EU antitrust regulators are planning a formal investigation into Google’s digital advertising practices by the end of this year.
Google is already facing unprecedented regulatory action across the globe, including US lawsuits. Other countries that have initiated investigation in unfair practices are the UK, France, Canada and Japan. It has already paid more than $9 billion in fines to the European Union that haven’t done much to help smaller rivals gain ground.
The EU probe would focus on Google’s role in curbing other advertisers, publishers, intermediaries and rivals on its search engine and other affiliated platforms. The French antitrust agency has already put the big tech company in the docks for unfair practices last week and fined it $268 million for aggressive network practices that push out smaller players and promote others.
Google made $147 billion in revenue from online ads last year, the largest such revenue in the world. About 16% of revenue came from its network business where media companies use Google tech to sell ads on their websites and apps.
Google is already facing an antitrust probe in the US led by the Justice Department and some states investigating Google’s prominent role in search ads.
Another lawsuit led by Texas with some other states is looking into the anti-competitive behavior of the search engine behemoth.
Britain’s competition regulator wants Google to implement software changes as part of a settlement reached earlier.
Market researcher eMarketer pegs Google’s market share of global online ad spending this year to be 27%, including 57% for search ads and 10% of display.
These numbers are misleading as most places in the market say that Google has a stranglehold on almost all facets of the search ads as its various software control most tech governing the ad business on the internet.
Its control of all aspects has made Google monopolistic and it charges a high fee for the use of its ad tech and elbows out any fair competition with such practices.
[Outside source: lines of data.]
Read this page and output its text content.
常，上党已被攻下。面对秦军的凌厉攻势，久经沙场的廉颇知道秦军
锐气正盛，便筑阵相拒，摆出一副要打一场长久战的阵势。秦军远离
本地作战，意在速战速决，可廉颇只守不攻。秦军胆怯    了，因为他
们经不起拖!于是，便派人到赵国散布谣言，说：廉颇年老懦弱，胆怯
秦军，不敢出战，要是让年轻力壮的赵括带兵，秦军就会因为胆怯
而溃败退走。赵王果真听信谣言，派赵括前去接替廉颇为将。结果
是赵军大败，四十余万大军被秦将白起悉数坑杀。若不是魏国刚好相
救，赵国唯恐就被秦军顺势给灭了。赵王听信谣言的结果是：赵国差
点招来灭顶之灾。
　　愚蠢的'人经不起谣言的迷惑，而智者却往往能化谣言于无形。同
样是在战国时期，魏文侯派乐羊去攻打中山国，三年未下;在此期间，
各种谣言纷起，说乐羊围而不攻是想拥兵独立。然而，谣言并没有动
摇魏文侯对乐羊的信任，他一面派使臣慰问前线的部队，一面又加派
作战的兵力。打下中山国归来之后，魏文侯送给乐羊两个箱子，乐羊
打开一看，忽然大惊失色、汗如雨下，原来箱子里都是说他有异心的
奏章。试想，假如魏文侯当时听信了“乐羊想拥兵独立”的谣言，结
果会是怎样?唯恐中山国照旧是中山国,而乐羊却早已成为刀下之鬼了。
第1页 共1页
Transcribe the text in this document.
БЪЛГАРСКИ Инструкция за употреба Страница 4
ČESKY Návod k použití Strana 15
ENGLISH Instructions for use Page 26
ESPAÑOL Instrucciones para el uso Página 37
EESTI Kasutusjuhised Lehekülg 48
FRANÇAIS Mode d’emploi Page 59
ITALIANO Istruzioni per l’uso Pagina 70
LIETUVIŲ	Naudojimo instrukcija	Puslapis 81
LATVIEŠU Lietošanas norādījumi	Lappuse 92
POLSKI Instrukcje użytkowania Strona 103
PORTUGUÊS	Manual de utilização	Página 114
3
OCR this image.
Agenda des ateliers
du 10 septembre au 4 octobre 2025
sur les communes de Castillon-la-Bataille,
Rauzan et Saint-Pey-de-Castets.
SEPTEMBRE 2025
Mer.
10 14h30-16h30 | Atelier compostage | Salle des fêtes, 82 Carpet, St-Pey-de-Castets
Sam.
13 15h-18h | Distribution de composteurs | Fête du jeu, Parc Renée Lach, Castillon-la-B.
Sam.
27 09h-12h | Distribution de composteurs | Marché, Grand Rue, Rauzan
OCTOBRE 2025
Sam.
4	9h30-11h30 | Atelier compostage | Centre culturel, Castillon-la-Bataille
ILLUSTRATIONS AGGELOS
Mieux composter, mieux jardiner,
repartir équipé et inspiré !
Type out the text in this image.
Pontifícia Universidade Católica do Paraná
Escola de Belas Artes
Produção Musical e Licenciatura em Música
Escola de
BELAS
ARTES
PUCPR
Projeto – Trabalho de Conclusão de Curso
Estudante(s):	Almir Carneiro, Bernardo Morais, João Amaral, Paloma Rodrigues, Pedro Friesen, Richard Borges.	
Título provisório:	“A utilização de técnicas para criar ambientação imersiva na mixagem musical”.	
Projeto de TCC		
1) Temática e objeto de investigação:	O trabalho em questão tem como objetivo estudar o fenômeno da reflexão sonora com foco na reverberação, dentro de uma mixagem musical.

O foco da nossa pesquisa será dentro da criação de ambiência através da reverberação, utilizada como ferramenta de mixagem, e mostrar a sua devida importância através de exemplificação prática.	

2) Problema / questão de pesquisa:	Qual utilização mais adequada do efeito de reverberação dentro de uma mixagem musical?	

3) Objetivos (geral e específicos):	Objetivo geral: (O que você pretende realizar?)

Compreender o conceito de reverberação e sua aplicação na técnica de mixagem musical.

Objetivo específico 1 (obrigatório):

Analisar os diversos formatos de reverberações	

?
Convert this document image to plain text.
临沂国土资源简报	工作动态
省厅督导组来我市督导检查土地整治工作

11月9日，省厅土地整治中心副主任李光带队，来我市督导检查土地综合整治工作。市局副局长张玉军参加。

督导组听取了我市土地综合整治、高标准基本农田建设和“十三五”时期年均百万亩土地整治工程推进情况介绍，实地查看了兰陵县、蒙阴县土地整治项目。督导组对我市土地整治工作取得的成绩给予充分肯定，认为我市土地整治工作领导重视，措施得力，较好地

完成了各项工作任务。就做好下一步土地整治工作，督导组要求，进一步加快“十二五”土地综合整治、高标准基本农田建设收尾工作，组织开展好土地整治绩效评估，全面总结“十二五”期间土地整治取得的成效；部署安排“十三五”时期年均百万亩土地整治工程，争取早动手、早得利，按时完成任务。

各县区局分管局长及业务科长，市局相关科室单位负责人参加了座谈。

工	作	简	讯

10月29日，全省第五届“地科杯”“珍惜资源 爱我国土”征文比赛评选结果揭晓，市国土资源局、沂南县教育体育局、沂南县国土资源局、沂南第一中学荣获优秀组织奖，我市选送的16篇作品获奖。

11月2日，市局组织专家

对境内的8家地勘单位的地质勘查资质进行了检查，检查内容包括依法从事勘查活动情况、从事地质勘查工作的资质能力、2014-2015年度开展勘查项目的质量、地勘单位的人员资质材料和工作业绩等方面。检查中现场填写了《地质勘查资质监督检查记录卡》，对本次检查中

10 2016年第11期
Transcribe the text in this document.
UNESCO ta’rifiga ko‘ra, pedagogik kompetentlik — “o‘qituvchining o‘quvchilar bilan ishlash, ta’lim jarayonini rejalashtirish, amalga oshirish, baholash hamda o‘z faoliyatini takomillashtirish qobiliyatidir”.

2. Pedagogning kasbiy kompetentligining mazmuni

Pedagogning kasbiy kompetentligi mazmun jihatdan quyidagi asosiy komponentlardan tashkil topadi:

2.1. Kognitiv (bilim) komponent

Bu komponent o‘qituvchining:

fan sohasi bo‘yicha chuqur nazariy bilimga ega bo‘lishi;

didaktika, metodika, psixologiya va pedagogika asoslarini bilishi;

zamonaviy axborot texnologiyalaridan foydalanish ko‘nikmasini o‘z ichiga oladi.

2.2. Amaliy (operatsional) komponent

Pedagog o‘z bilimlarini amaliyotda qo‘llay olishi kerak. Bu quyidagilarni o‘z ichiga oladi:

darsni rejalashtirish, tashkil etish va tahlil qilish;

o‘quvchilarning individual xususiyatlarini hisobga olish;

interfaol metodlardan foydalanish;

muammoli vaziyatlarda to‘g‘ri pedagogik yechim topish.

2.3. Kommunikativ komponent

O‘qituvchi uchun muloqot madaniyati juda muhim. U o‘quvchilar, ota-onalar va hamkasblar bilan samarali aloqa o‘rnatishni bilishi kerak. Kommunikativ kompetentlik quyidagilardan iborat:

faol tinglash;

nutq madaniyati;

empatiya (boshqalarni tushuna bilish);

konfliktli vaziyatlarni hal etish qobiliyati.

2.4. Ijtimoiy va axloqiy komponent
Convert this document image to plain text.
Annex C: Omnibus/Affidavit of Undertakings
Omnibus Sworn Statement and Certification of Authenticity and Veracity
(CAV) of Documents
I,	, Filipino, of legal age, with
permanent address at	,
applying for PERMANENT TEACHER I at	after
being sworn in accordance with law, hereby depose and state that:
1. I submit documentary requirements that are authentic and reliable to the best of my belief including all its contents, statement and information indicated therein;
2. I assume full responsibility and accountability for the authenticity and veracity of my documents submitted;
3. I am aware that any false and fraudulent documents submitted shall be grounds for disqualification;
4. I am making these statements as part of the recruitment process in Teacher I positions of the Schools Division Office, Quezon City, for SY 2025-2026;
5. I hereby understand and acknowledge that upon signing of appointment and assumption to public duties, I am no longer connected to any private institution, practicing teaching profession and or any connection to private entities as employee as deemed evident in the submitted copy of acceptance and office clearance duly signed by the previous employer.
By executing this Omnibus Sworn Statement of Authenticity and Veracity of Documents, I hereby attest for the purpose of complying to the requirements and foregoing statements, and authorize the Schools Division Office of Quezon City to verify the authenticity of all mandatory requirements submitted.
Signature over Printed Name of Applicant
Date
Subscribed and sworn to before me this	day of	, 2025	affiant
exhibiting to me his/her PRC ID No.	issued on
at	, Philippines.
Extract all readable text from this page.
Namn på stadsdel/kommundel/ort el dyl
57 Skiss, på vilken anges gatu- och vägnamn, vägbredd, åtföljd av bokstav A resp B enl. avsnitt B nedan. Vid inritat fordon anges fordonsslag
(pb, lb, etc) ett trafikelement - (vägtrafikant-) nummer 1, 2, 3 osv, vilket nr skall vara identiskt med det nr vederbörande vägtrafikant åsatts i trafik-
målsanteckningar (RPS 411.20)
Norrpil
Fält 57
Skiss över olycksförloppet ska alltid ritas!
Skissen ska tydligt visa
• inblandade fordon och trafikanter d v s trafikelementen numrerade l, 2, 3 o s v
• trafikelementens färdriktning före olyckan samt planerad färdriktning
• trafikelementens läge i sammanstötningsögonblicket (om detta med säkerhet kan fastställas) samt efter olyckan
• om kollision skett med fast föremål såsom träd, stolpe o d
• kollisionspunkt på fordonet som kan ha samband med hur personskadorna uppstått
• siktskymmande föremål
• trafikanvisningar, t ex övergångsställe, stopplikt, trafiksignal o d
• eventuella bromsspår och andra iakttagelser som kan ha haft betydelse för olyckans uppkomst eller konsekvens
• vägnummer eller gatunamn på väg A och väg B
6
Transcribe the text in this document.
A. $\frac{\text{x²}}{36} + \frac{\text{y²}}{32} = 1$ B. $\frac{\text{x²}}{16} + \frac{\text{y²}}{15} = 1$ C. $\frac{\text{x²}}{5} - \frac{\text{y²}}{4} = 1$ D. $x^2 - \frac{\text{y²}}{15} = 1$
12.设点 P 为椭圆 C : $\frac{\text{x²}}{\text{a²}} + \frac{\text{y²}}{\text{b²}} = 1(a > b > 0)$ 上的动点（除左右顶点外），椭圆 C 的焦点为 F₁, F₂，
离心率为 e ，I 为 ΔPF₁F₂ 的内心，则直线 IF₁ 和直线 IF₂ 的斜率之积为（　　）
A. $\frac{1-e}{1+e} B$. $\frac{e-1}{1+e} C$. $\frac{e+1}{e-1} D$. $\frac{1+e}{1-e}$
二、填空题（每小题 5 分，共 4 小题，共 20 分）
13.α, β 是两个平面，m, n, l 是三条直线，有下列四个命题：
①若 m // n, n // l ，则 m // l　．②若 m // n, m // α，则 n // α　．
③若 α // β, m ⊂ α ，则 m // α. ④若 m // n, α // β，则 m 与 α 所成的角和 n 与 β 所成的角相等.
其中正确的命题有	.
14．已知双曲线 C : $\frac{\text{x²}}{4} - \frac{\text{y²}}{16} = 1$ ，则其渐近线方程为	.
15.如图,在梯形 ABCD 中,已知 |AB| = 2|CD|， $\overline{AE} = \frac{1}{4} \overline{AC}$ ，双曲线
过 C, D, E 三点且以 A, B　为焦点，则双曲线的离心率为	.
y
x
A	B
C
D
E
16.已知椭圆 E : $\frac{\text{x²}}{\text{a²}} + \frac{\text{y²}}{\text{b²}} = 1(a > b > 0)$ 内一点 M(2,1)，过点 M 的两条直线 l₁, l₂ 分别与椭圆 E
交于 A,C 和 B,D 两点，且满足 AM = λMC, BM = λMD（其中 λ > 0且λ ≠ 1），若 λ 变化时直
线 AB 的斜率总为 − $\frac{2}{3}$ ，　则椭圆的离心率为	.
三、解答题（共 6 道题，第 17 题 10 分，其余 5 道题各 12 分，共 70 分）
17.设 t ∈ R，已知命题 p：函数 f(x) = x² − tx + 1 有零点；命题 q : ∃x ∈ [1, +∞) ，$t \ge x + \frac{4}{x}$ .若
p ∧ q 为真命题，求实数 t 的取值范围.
The Commission earlier sent a questionnaire to advertisers this month asking about the impact of using the default setting ‘Include Google Display Network’ introduced in 2018 for search campaigns on Google Ads. The EU also questioned if advertisers receive rebates when they use Google intermediaries to buy advertising inventory from many sources.
“We compete with many others in the industry and give people granular controls over how their information is used to personalize ads and limit the sharing of personal data to safeguard people’s privacy,” a Google spokeswoman said.
“The Commission should conclude ongoing cases before starting new ones,” said Thomas Hoppner, a partner at law firm Hausfeld, and who advises several complainants against Google.
“From the practitioner’s point of view and from the industry’s point of view, it appears equally important to bring investigations into local search and Google’s job search to an end when other authorities have opened investigations into Google’s adtech,” he said.